Torrentizia e con ritmo indiavolato in campo, stesso canovaccio anche fuori dal parquet? Susy ed i suoi hobby/passioni.
“La mia scelta di fare la spola tutti i giorni da Sirmione a Milano viene spesso considerata scellerata, e non posso dare tutti i torti, ci sono giornate in cui mi sento una pallina del flipper. Contrariamente a quella che è l’opinione comune, trovo i lunghi viaggi in treno particolarmente rilassanti, poiché mi ritaglio del tempo per dare sfogo ad una delle mie più grandi passioni: la lettura. Leggo di tutto, dai libri di qualunque genere, ai quotidiani, i dépliant del supermercato, gli ingredienti sul barattolo della maionese. Quest’ultimi non in treno, chiaramente. In un’epoca in cui il collezionismo è sempre meno considerato come hobby, porto avanti la causa con la mia interminabile collezione di calzini stravaganti, che comprende (non scherzo) circa 130 paia. Probabilmente in una vita precedente ero un millepiedi”.

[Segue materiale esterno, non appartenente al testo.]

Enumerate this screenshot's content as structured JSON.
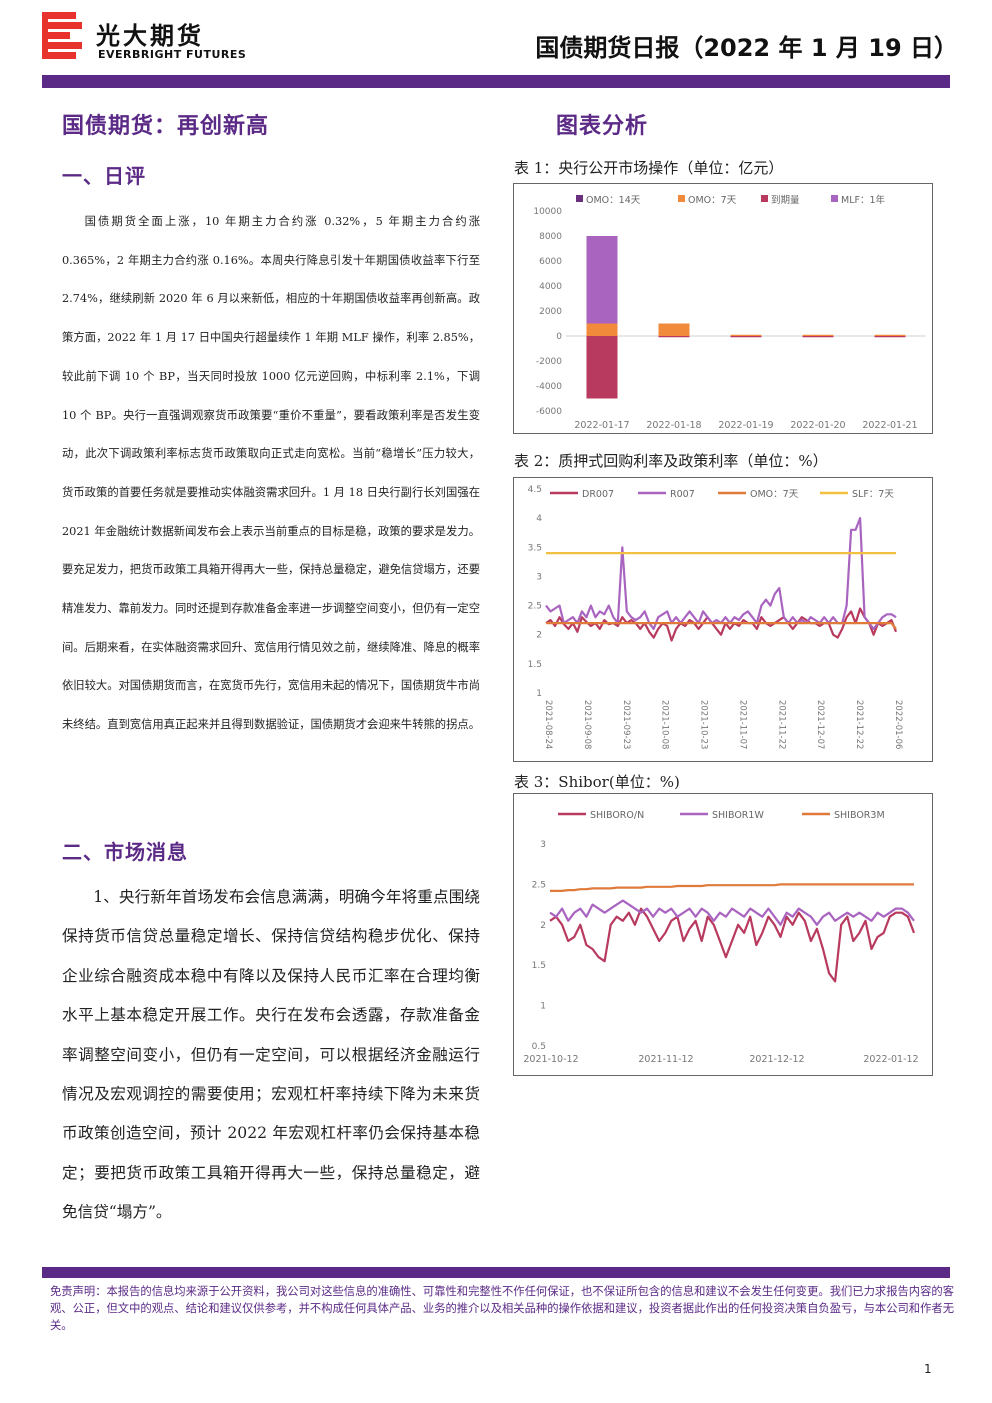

Ti piace la comunicazione a tutti i livelli: non manchi anche di dire la tua su temi che vanno molto al di là del basket. Quali sono gli argomenti che ti appassionato, e che magari ti fanno imbestialire?
“Guardando la società nel suo complesso. Se “dire la tua” è un modo carino per dire che mi piace polemizzare su qualsiasi cosa, allora sì, ci tengo molto a dire la mia. Scherzi a parte, mi infastidisce particolarmente il clima d’odio e di rifiuto della diversità instaurato da persone disinformate che vogliono dire la loro a tutti i costi. Per questo considero la lettura dei quotidiani un atto estremamente formativo, per la possibilità di guardare da diverse angolazioni quel che succede nel mondo e la conseguente promozione di una cultura maggiormente inclusiva”.
I sogni di Susy, dentro e fuori il parquet.
“Vorrei diventare insegnante di educazione fisica, seguendo le orme dei miei genitori e, al contempo, allenare in una scuola calcio. Cestisticamente parlando mi piacerebbe semplicemente diventare un esempio per le bimbe del minibasket e una compagna di squadra su cui fare affidamento nei momenti critici. In realtà il mio più grande sogno è da sempre quello di schiacciare a due mani nel canestro regolare da 3.05, ma non volevo sembrare esageratamente utopistica”.